Friday, October 22, 2010

NO ENIGMA here... I wandered around the Presidio Museum this afternoon and decided on the fungi for my photo du jour. I can't resist making the building black and white... seems appropriate.

Thursday, October 21, 2010

ENIGMA VARIATIONS, OPUS 2

Wednesday, October 20, 2010


ENIGMA VARIATIONS, OPUS 01

Tuesday, October 19, 2010

This afternoon after a couple of hours of good, soaking rain, I headed over to Balboa Park to visit the three rainbow eucalyptus trees that I know there. A RAINY DAY IN SAN DIEGO PRESENTS RARE OPPORTUNITIES FOR PHOTOGRAPHERS... and as with most rare opportunities, there are a few challenges. Holding an umbrella in with one hand and my camera with the other, I waded through puddles and wet grass to get the pictures I wanted. Rain saturates colors to an extent that they seem almost unreal in photographs. The “bark” photographs today are definitely keepers. They stir something inside me the way Elsworth Kelly or Morris Louis paintings do. It’s supposed to rain again tomorrow, so I’ll go out again to get photographs of some unusual trees with uncommon green bark. They should be spectacular in the rain.

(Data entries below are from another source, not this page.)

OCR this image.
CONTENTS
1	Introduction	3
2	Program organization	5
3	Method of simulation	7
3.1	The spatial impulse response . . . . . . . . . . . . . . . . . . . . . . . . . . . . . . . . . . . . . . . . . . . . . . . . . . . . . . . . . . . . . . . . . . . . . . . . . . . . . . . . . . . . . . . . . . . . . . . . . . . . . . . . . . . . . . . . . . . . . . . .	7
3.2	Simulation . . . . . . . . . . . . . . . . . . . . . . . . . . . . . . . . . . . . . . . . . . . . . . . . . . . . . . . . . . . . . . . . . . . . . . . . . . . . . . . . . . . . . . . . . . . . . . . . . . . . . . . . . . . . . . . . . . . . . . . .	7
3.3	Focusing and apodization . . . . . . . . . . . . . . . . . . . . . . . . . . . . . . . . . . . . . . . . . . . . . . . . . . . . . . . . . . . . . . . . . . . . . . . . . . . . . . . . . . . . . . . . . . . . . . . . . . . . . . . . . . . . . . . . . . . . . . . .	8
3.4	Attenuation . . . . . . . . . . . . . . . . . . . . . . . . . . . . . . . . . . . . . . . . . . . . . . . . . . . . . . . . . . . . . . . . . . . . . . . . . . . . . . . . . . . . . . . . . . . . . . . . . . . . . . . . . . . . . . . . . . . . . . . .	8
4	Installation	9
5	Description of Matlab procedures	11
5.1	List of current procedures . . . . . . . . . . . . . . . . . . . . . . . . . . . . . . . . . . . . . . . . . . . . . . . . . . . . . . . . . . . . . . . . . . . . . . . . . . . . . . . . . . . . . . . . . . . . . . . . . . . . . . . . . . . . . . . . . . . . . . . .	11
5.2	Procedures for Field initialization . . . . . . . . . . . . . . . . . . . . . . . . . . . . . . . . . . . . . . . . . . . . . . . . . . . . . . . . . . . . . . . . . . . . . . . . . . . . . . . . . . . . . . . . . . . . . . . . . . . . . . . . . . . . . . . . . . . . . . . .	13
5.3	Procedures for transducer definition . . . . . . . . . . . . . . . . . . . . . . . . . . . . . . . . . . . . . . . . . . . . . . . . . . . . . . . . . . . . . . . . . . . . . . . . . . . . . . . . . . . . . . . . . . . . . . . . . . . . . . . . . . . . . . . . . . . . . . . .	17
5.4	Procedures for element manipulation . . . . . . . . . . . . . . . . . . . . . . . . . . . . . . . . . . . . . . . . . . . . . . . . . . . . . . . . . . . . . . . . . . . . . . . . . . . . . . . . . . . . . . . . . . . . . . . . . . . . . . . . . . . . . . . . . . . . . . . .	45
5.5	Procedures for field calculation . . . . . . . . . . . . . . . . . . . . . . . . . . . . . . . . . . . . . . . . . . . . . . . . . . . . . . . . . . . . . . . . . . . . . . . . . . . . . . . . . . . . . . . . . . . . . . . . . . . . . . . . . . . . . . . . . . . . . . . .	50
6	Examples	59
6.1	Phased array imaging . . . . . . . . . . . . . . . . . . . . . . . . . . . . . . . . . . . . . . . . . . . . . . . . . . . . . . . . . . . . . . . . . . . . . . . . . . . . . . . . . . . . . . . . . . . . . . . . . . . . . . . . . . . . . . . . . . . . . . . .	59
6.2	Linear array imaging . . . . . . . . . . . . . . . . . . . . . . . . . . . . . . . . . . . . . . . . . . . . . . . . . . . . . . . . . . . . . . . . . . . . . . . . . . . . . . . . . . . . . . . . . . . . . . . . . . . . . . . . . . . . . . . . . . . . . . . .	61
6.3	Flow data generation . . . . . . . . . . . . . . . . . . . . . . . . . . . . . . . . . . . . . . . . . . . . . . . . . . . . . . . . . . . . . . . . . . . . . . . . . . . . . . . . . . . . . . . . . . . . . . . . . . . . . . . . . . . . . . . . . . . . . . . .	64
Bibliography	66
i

If you live in San Diego and want to see the rainbow eucalyptus trees, give me a call and I'll tell you where to find them.

Monday, October 18, 2010

Casting around in my fat file of unpublished poems for something I could post in my journal with photographs of a favorite plant, I found this one written a few months ago. It would be too great a stretch to try to say the photographs have anything at all to do with the poem...


PAY TO PLAY

On the plane from Washington to San Diego
The flight attendant pushes her drink cart,
the way her grandmother might have followed a plow
in late spring in an Arkansas bottomland by the river,
wishing she could be somewhere else, anywhere else.
Maybe she’s disappointed she didn’t take advice
from her mother and become a school teacher and
marry the preacher who offered not once but twice
to take her across the threshold to married bliss.

Maybe she is hung over from a night of partying
with yesterday’s cockpit crew and the smiling guy
who said he missed his flight home and had to be
an extra day in Washington, so why not, why not.
Hers is not exactly a Mona Lisa smile, when it comes,
but a stoic curling ever so slightly of her upper lip
on the right side, a kind of balance to the silver wings
pinned on her deep blue uniform above the left breast.

She spends her life going but never getting anywhere
near where she thought she wanted to be when he
said after choir practice one night with no one near
that he could take her to a new level of spirituality.
Promises made in church sometimes turn out to be
not quite reliable but something meant to seem
like the check’s in the mail or the money’s in the bank
when actually the deposit is of a kind that evaporates.
Life is a trip, her mother may have said “journey,” so
why not keep a gig where they pay you for doing what
all those other people in the cheap seats pay to play.